Our son keeps us motivated to pursue our goals because more money would always be nice. I have to say, though, that life would be a lot more difficult without family, and I have to show my gratitude to them for all that they do. My girlfriend’s parents are retired and watch our son so we can work. Allowing him to grow up around family is a godsend, and not having to pay for daycare is huge.

In a lot of ways, it’s unfortunate that we don’t have the opportunities to establish ourselves like my parents did when they purchased a house at my age. They had no student debt and the relative cost of living was lower. But I realize how great I have it considering all the myriad circumstances I could be in. I basically hit the jackpot as far as life goes. My family and I are healthy and able. Plus, I get to live and raise my son in a city saturated in diversity, culture, people, food, and entertainment that you can’t get in the suburbs.
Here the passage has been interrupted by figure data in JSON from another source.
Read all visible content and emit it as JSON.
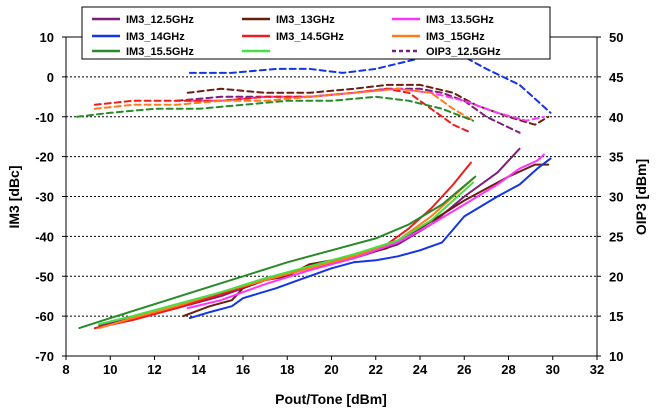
{
  "chart_data": {
    "type": "line",
    "xlabel": "Pout/Tone [dBm]",
    "ylabel": "IM3 [dBc]",
    "y2label": "OIP3 [dBm]",
    "xlim": [
      8,
      32
    ],
    "ylim": [
      -70,
      10
    ],
    "y2lim": [
      10,
      50
    ],
    "grid": true,
    "legend_position": "top",
    "xticks": [
      8,
      10,
      12,
      14,
      16,
      18,
      20,
      22,
      24,
      26,
      28,
      30,
      32
    ],
    "yticks": [
      10,
      0,
      -10,
      -20,
      -30,
      -40,
      -50,
      -60,
      -70
    ],
    "y2ticks": [
      50,
      45,
      40,
      35,
      30,
      25,
      20,
      15,
      10
    ],
    "legend": [
      {
        "label": "IM3_12.5GHz",
        "color": "#7b1f7b",
        "dashed": false
      },
      {
        "label": "IM3_13GHz",
        "color": "#6b1e0e",
        "dashed": false
      },
      {
        "label": "IM3_13.5GHz",
        "color": "#ff33ff",
        "dashed": false
      },
      {
        "label": "IM3_14GHz",
        "color": "#1434e6",
        "dashed": false
      },
      {
        "label": "IM3_14.5GHz",
        "color": "#ee1c1c",
        "dashed": false
      },
      {
        "label": "IM3_15GHz",
        "color": "#ff7b1c",
        "dashed": false
      },
      {
        "label": "IM3_15.5GHz",
        "color": "#2a8a2a",
        "dashed": false
      },
      {
        "label": "",
        "color": "#44e044",
        "dashed": false
      },
      {
        "label": "OIP3_12.5GHz",
        "color": "#7b1f7b",
        "dashed": true
      }
    ],
    "series": [
      {
        "name": "IM3_12.5GHz",
        "axis": "left",
        "dashed": false,
        "color": "#7b1f7b",
        "points": [
          [
            9.5,
            -62.5
          ],
          [
            11,
            -60.5
          ],
          [
            13,
            -58
          ],
          [
            15,
            -55
          ],
          [
            17,
            -51
          ],
          [
            19,
            -48
          ],
          [
            21,
            -45.5
          ],
          [
            23,
            -42
          ],
          [
            24.5,
            -37
          ],
          [
            26,
            -30
          ],
          [
            27.5,
            -24
          ],
          [
            28.5,
            -18
          ]
        ]
      },
      {
        "name": "IM3_13GHz",
        "axis": "left",
        "dashed": false,
        "color": "#6b1e0e",
        "points": [
          [
            13.3,
            -60
          ],
          [
            14.5,
            -57.5
          ],
          [
            15.5,
            -56
          ],
          [
            16,
            -53
          ],
          [
            17,
            -51
          ],
          [
            18,
            -50
          ],
          [
            19,
            -47
          ],
          [
            21,
            -45
          ],
          [
            22.5,
            -43
          ],
          [
            24,
            -38
          ],
          [
            26,
            -31
          ],
          [
            28,
            -25
          ],
          [
            29.2,
            -22
          ],
          [
            29.8,
            -22
          ]
        ]
      },
      {
        "name": "IM3_13.5GHz",
        "axis": "left",
        "dashed": false,
        "color": "#ff33ff",
        "points": [
          [
            13.5,
            -58
          ],
          [
            15,
            -56
          ],
          [
            17,
            -52
          ],
          [
            19,
            -48.5
          ],
          [
            21,
            -45.5
          ],
          [
            23,
            -41.5
          ],
          [
            24.5,
            -37
          ],
          [
            26,
            -32
          ],
          [
            27.5,
            -27
          ],
          [
            28.5,
            -23
          ],
          [
            29.3,
            -21
          ],
          [
            29.6,
            -19.5
          ]
        ]
      },
      {
        "name": "IM3_14GHz",
        "axis": "left",
        "dashed": false,
        "color": "#1434e6",
        "points": [
          [
            13.6,
            -60.5
          ],
          [
            14.5,
            -59
          ],
          [
            15.5,
            -57.5
          ],
          [
            16,
            -55.5
          ],
          [
            17.5,
            -53
          ],
          [
            18.5,
            -51
          ],
          [
            20,
            -48
          ],
          [
            21,
            -46.5
          ],
          [
            22,
            -46
          ],
          [
            23,
            -45
          ],
          [
            24,
            -43.5
          ],
          [
            25,
            -41.5
          ],
          [
            26,
            -35
          ],
          [
            27.5,
            -30
          ],
          [
            28.5,
            -27
          ],
          [
            29.3,
            -23
          ],
          [
            29.9,
            -20.5
          ]
        ]
      },
      {
        "name": "IM3_14.5GHz",
        "axis": "left",
        "dashed": false,
        "color": "#ee1c1c",
        "points": [
          [
            9.3,
            -63
          ],
          [
            11,
            -61
          ],
          [
            13,
            -58
          ],
          [
            15,
            -54.5
          ],
          [
            17,
            -51
          ],
          [
            19,
            -48
          ],
          [
            21,
            -45
          ],
          [
            22.5,
            -42
          ],
          [
            23.5,
            -38
          ],
          [
            24.5,
            -33
          ],
          [
            25.5,
            -27
          ],
          [
            26.3,
            -21.5
          ]
        ]
      },
      {
        "name": "IM3_15GHz",
        "axis": "left",
        "dashed": false,
        "color": "#ff7b1c",
        "points": [
          [
            9.5,
            -63
          ],
          [
            11,
            -60.5
          ],
          [
            13,
            -57.5
          ],
          [
            15,
            -54
          ],
          [
            17,
            -51
          ],
          [
            19,
            -48
          ],
          [
            21,
            -45
          ],
          [
            23,
            -41
          ],
          [
            24.5,
            -35
          ],
          [
            25.5,
            -30
          ],
          [
            26.4,
            -25.5
          ]
        ]
      },
      {
        "name": "IM3_15.5GHz",
        "axis": "left",
        "dashed": false,
        "color": "#2a8a2a",
        "points": [
          [
            8.6,
            -63
          ],
          [
            10,
            -60.5
          ],
          [
            12,
            -57
          ],
          [
            14,
            -53.5
          ],
          [
            16,
            -50
          ],
          [
            18,
            -46.5
          ],
          [
            20,
            -43.5
          ],
          [
            22,
            -40.5
          ],
          [
            23.5,
            -37
          ],
          [
            25,
            -32
          ],
          [
            26.5,
            -25
          ]
        ]
      },
      {
        "name": "",
        "axis": "left",
        "dashed": false,
        "color": "#44e044",
        "points": [
          [
            9.5,
            -62
          ],
          [
            11,
            -60
          ],
          [
            13,
            -57
          ],
          [
            15,
            -54
          ],
          [
            17,
            -50.5
          ],
          [
            19,
            -47.5
          ],
          [
            21,
            -44.5
          ],
          [
            23,
            -41
          ],
          [
            24.5,
            -36
          ],
          [
            25.5,
            -31
          ],
          [
            26.4,
            -26.5
          ]
        ]
      },
      {
        "name": "OIP3_12.5GHz",
        "axis": "right",
        "dashed": true,
        "color": "#7b1f7b",
        "points": [
          [
            13,
            42
          ],
          [
            15,
            42.5
          ],
          [
            17,
            42.5
          ],
          [
            19,
            42.5
          ],
          [
            21,
            43
          ],
          [
            22.5,
            43.5
          ],
          [
            24,
            43.5
          ],
          [
            25,
            43
          ],
          [
            26,
            42
          ],
          [
            27,
            40
          ],
          [
            28.5,
            38
          ]
        ]
      },
      {
        "name": "",
        "axis": "right",
        "dashed": true,
        "color": "#6b1e0e",
        "points": [
          [
            13.5,
            43
          ],
          [
            15,
            43.5
          ],
          [
            17,
            43
          ],
          [
            19,
            43
          ],
          [
            21,
            43.5
          ],
          [
            22.5,
            44
          ],
          [
            24,
            44
          ],
          [
            25.5,
            43
          ],
          [
            26.5,
            41.5
          ],
          [
            28,
            40
          ],
          [
            29.2,
            39
          ],
          [
            29.8,
            40
          ]
        ]
      },
      {
        "name": "",
        "axis": "right",
        "dashed": true,
        "color": "#ff33ff",
        "points": [
          [
            13.5,
            42
          ],
          [
            15,
            42
          ],
          [
            17,
            42.5
          ],
          [
            19,
            42.5
          ],
          [
            21,
            43
          ],
          [
            23,
            43.5
          ],
          [
            24.5,
            43
          ],
          [
            26,
            42
          ],
          [
            27.5,
            40.5
          ],
          [
            28.8,
            39.5
          ],
          [
            29.6,
            40
          ]
        ]
      },
      {
        "name": "",
        "axis": "right",
        "dashed": true,
        "color": "#1434e6",
        "points": [
          [
            13.6,
            45.5
          ],
          [
            15.5,
            45.5
          ],
          [
            17.5,
            46
          ],
          [
            19,
            46
          ],
          [
            20.5,
            45.5
          ],
          [
            22,
            46
          ],
          [
            23.5,
            47
          ],
          [
            25,
            48
          ],
          [
            26,
            47.5
          ],
          [
            27,
            46
          ],
          [
            28.5,
            44
          ],
          [
            29.3,
            42
          ],
          [
            29.9,
            40.5
          ]
        ]
      },
      {
        "name": "",
        "axis": "right",
        "dashed": true,
        "color": "#ee1c1c",
        "points": [
          [
            9.3,
            41.5
          ],
          [
            11,
            42
          ],
          [
            13,
            42
          ],
          [
            15,
            42
          ],
          [
            17,
            42.5
          ],
          [
            19,
            42.5
          ],
          [
            21,
            43
          ],
          [
            22.5,
            43.5
          ],
          [
            23.5,
            43
          ],
          [
            24.5,
            41
          ],
          [
            25.5,
            39
          ],
          [
            26.3,
            38
          ]
        ]
      },
      {
        "name": "",
        "axis": "right",
        "dashed": true,
        "color": "#ff7b1c",
        "points": [
          [
            9.3,
            41
          ],
          [
            11,
            41.5
          ],
          [
            13,
            41.5
          ],
          [
            15,
            42
          ],
          [
            17,
            42
          ],
          [
            19,
            42.5
          ],
          [
            21,
            43
          ],
          [
            23,
            43.5
          ],
          [
            24.5,
            43
          ],
          [
            25.5,
            41
          ],
          [
            26.4,
            39.5
          ]
        ]
      },
      {
        "name": "",
        "axis": "right",
        "dashed": true,
        "color": "#2a8a2a",
        "points": [
          [
            8.5,
            40
          ],
          [
            10,
            40.5
          ],
          [
            12,
            41
          ],
          [
            14,
            41
          ],
          [
            16,
            41.5
          ],
          [
            18,
            42
          ],
          [
            20,
            42
          ],
          [
            22,
            42.5
          ],
          [
            23.5,
            42
          ],
          [
            25,
            41
          ],
          [
            26.4,
            39.5
          ]
        ]
      }
    ]
  }
}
Having my son has changed my life in so many positive ways, and because of him my future feels more tangible. He continually helps me grow as a person. Though I am stuck in certain ways, with the sacrifice of spontaneity I have gained more comfort in life and a peace of mind I never could have imagined without him.

With goals I’m actively working toward, I have a structure to build our lives on. For me this translates into: In the future when I am making more money, I’ll be able to have more of that freedom of spontaneity. I’ve realized that whatever I set as a priority in life will be what gets the most attention. I’m excited about raising an inquisitive, accepting, and interesting, city-dwelling human being, and my future feels bright and open.

So, to give a straight-up answer, no, I don’t feel stuck. If I work hard enough I still feel like I can accomplish anything within reason. Maybe I’m still reeling from being young and naive, but then again I feel like that is what keeps young people going and reaching for things beyond themselves.